Republic Services raked in $2.04 billion in profits last year. On average, it made nearly $50,000 in PROFIT per worker—while refusing to pay wages that cover the skyrocketing cost of living or even match basic industry standards. Republic is the second-largest sanitation company in North America. Last year, in addition to its gargantuan profits, Republic handed $1.18 billion to its wealthy shareholders and paid its CEO, Jon Vander Ark, nearly $13 million—almost 300 times more than a frontline sanitation worker.
@wrkrsstrikeback and I stand in solidarity with workers’ demands for:
- Wages on par with industry competitors like Capitol Waste Services—which would mean raises of at least $5–8 more per hour than what Republic is currently offering.
- 100% employer-paid healthcare, increased pension contributions, and guaranteed paid sick days and vacation time.
- A 3-year contract instead of the company’s proposed 5-year deal, to put Republic workers on the same contract schedule as Capitol, so as to enable the workers at the competing companies to fight together in 2028.
- Safe staffing levels, protections from excessive heat and toxic exposure, and fairer start times and overtime policies—including consistent enforcement of health and safety standards on the job.
- An end to Republic’s union-busting tactics, including threats against workers, use of strikebreakers, and the absence of binding protections for workers who honor picket lines in solidarity.
Rather than meeting these basic demands, Republic continues to deny workers quality healthcare, safe working conditions, and the basic right to retire with dignity. They’re attempting to lock workers into a long-term deal that keeps wages low and fails to provide the benefits they need.
Using the predictable divide-and-conquer strategy, the Republic bosses are bringing in non-unionized workers to try to crush the strike. The only way for the labor movement to defeat the bosses in their attempt to divide the working class is to fight for higher wages and benefits and better working conditions for all workers. This will mean massively expanded unionization drives to fight against the nationwide race to the bottom the whole working class is facing as the billionaires get richer.

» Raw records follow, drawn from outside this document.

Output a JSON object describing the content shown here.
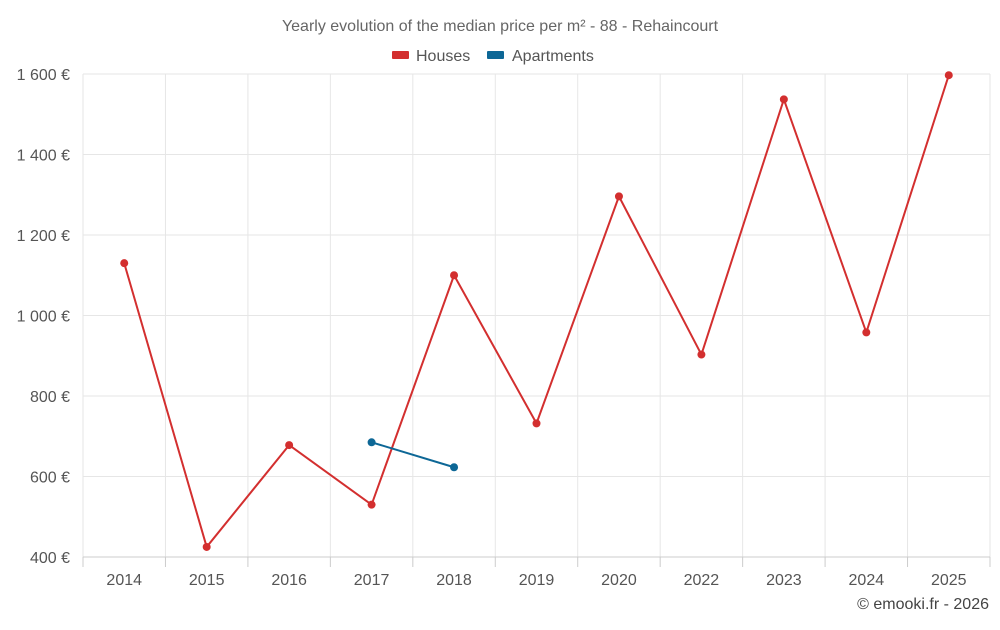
{
  "chart_data": {
    "type": "line",
    "title": "Yearly evolution of the median price per m² - 88 - Rehaincourt",
    "xlabel": "",
    "ylabel": "",
    "categories": [
      "2014",
      "2015",
      "2016",
      "2017",
      "2018",
      "2019",
      "2020",
      "2022",
      "2023",
      "2024",
      "2025"
    ],
    "ylim": [
      400,
      1600
    ],
    "yticks": [
      400,
      600,
      800,
      1000,
      1200,
      1400,
      1600
    ],
    "ytick_labels": [
      "400 €",
      "600 €",
      "800 €",
      "1 000 €",
      "1 200 €",
      "1 400 €",
      "1 600 €"
    ],
    "grid": true,
    "legend_position": "top-center",
    "series": [
      {
        "name": "Houses",
        "color": "#d32f2f",
        "values": [
          1130,
          425,
          678,
          530,
          1100,
          732,
          1296,
          903,
          1537,
          958,
          1597
        ]
      },
      {
        "name": "Apartments",
        "color": "#0d6796",
        "values": [
          null,
          null,
          null,
          685,
          623,
          null,
          null,
          null,
          null,
          null,
          null
        ]
      }
    ]
  },
  "footer": {
    "credit": "© emooki.fr - 2026"
  }
}
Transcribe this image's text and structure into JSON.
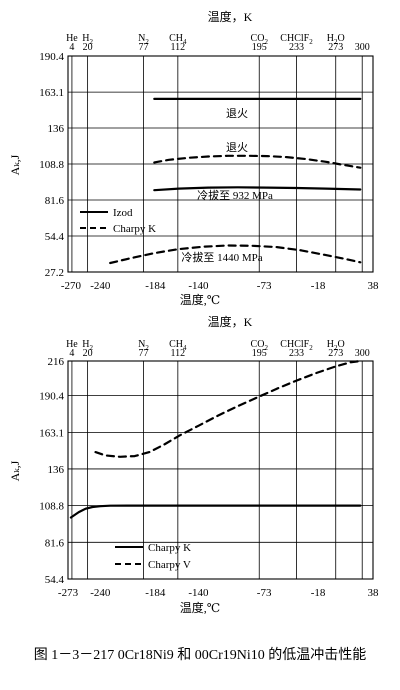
{
  "figure_caption": "图 1－3－217  0Cr18Ni9 和 00Cr19Ni10 的低温冲击性能",
  "chart_data": [
    {
      "type": "line",
      "title": "温度，K",
      "xlabel": "温度,℃",
      "ylabel": "Aₖ,J",
      "xlim": [
        -273,
        38
      ],
      "ylim": [
        27.2,
        190.4
      ],
      "x_ticks": [
        -270,
        -240,
        -184,
        -140,
        -73,
        -18,
        38
      ],
      "x_tick_labels": [
        "-270",
        "-240",
        "-184",
        "-140",
        "-73",
        "-18",
        "38"
      ],
      "y_ticks": [
        27.2,
        54.4,
        81.6,
        108.8,
        136,
        163.1,
        190.4
      ],
      "y_tick_labels": [
        "27.2",
        "54.4",
        "81.6",
        "108.8",
        "136",
        "163.1",
        "190.4"
      ],
      "top_axis": {
        "kelvin": [
          4,
          20,
          77,
          112,
          195,
          233,
          273,
          300
        ],
        "kelvin_labels": [
          "4",
          "20",
          "77",
          "112",
          "195",
          "233",
          "273",
          "300"
        ],
        "substance_labels": [
          {
            "name": "He",
            "sub": "",
            "tail": "",
            "at_kelvin": 4
          },
          {
            "name": "H",
            "sub": "2",
            "tail": "",
            "at_kelvin": 20
          },
          {
            "name": "N",
            "sub": "2",
            "tail": "",
            "at_kelvin": 77
          },
          {
            "name": "CH",
            "sub": "4",
            "tail": "",
            "at_kelvin": 112
          },
          {
            "name": "CO",
            "sub": "2",
            "tail": "",
            "at_kelvin": 195
          },
          {
            "name": "CHClF",
            "sub": "2",
            "tail": "",
            "at_kelvin": 233
          },
          {
            "name": "H",
            "sub": "2",
            "tail": "O",
            "at_kelvin": 273
          }
        ]
      },
      "grid": true,
      "legend_position": "lower-left",
      "series": [
        {
          "name": "Izod",
          "style": "solid",
          "label": "退火",
          "x": [
            -185,
            25
          ],
          "y": [
            158,
            158
          ]
        },
        {
          "name": "Charpy K",
          "style": "dashed",
          "label": "退火",
          "x": [
            -185,
            -170,
            -150,
            -130,
            -110,
            -90,
            -70,
            -50,
            -30,
            -10,
            5,
            25
          ],
          "y": [
            110,
            112,
            113.5,
            114.5,
            115,
            115,
            114.8,
            114,
            112.5,
            110.5,
            108.5,
            106
          ]
        },
        {
          "name": "Izod",
          "style": "solid",
          "label": "冷拔至 932 MPa",
          "x": [
            -185,
            -160,
            -130,
            -100,
            -70,
            -40,
            -10,
            25
          ],
          "y": [
            89,
            90.2,
            91,
            91.2,
            91,
            90.7,
            90.2,
            89.5
          ]
        },
        {
          "name": "Charpy K",
          "style": "dashed",
          "label": "冷拔至 1440 MPa",
          "x": [
            -230,
            -210,
            -185,
            -160,
            -135,
            -110,
            -85,
            -60,
            -35,
            -10,
            10,
            25
          ],
          "y": [
            34,
            37.5,
            41.5,
            44.5,
            46.3,
            47.2,
            47,
            46,
            43.5,
            40,
            37,
            34.5
          ]
        }
      ],
      "legend": [
        {
          "name": "Izod",
          "style": "solid"
        },
        {
          "name": "Charpy K",
          "style": "dashed"
        }
      ]
    },
    {
      "type": "line",
      "title": "温度，K",
      "xlabel": "温度,℃",
      "ylabel": "Aₖ,J",
      "xlim": [
        -273,
        38
      ],
      "ylim": [
        54.4,
        216
      ],
      "x_ticks": [
        -273,
        -240,
        -184,
        -140,
        -73,
        -18,
        38
      ],
      "x_tick_labels": [
        "-273",
        "-240",
        "-184",
        "-140",
        "-73",
        "-18",
        "38"
      ],
      "y_ticks": [
        54.4,
        81.6,
        108.8,
        136,
        163.1,
        190.4,
        216
      ],
      "y_tick_labels": [
        "54.4",
        "81.6",
        "108.8",
        "136",
        "163.1",
        "190.4",
        "216"
      ],
      "top_axis": {
        "kelvin": [
          4,
          20,
          77,
          112,
          195,
          233,
          273,
          300
        ],
        "kelvin_labels": [
          "4",
          "20",
          "77",
          "112",
          "195",
          "233",
          "273",
          "300"
        ],
        "substance_labels": [
          {
            "name": "He",
            "sub": "",
            "tail": "",
            "at_kelvin": 4
          },
          {
            "name": "H",
            "sub": "2",
            "tail": "",
            "at_kelvin": 20
          },
          {
            "name": "N",
            "sub": "2",
            "tail": "",
            "at_kelvin": 77
          },
          {
            "name": "CH",
            "sub": "4",
            "tail": "",
            "at_kelvin": 112
          },
          {
            "name": "CO",
            "sub": "2",
            "tail": "",
            "at_kelvin": 195
          },
          {
            "name": "CHClF",
            "sub": "2",
            "tail": "",
            "at_kelvin": 233
          },
          {
            "name": "H",
            "sub": "2",
            "tail": "O",
            "at_kelvin": 273
          }
        ]
      },
      "grid": true,
      "legend_position": "lower-left",
      "series": [
        {
          "name": "Charpy K",
          "style": "solid",
          "label": "",
          "x": [
            -270,
            -262,
            -255,
            -248,
            -240,
            -230,
            -210,
            -180,
            -140,
            -100,
            -50,
            0,
            25
          ],
          "y": [
            100,
            104,
            106.5,
            107.8,
            108.4,
            108.7,
            108.8,
            108.8,
            108.8,
            108.8,
            108.8,
            108.8,
            108.8
          ]
        },
        {
          "name": "Charpy V",
          "style": "dashed",
          "label": "",
          "x": [
            -245,
            -235,
            -220,
            -205,
            -190,
            -175,
            -160,
            -140,
            -120,
            -100,
            -80,
            -60,
            -40,
            -20,
            0,
            15,
            25
          ],
          "y": [
            148.5,
            146,
            145,
            145.5,
            148.5,
            154,
            160.5,
            168,
            175.5,
            182.5,
            189,
            195.5,
            201.5,
            207,
            212,
            215,
            216
          ]
        }
      ],
      "legend": [
        {
          "name": "Charpy K",
          "style": "solid"
        },
        {
          "name": "Charpy V",
          "style": "dashed"
        }
      ]
    }
  ]
}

Workers Strike Back and I join Teamsters Local 25 in Massachusetts in calling on working people affected by the strike to build community pressure to help force the bosses at Republic to give the company’s sanitation workers the same wages and fully-funded health coverage that workers have won at rival waste companies. Working people should join picket lines where they can. What’s also needed is mass public rallies and coordinated community action to help workers shut down the profits of Republic Services, including by organizing to STOP any Republic Services trucks that are attempting to break the strike.
Sanitation workers face some of the deadliest working conditions in the country. According to the U.S. Bureau of Labor Statistics, refuse and recycling collectors were the fourth most dangerous job in 2023, with a shocking fatality rate of 41.4 deaths per 100,000 workers—far higher than the national average. These workers are literally putting their lives on the line while the company funnels billions to executives and Wall Street investors.

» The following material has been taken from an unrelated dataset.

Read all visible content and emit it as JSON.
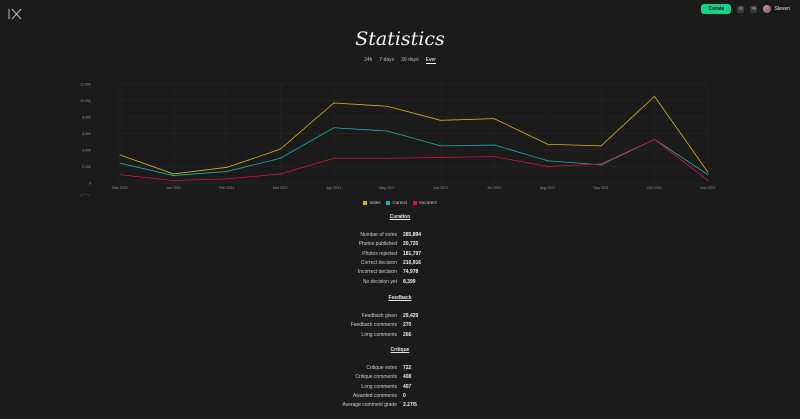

Workers need to stand together and shut Republic down nationally. Every union, every working person should support this strike—on the picket lines, with walkouts and mass rallies.
Public services like sanitation and trash collection should be brought fully into democratic public ownership, with guarantees of good wages, free healthcare, and a strong pension. We need unity between public-sector and private-sector workers against the attacks on the labor movement from big corporations like Republic Services, from Trump and the Republicans in Congress, and also from the Democratic Party, which has carried out vicious cuts of its own in cities and states across the country. An injury to one is an injury to all!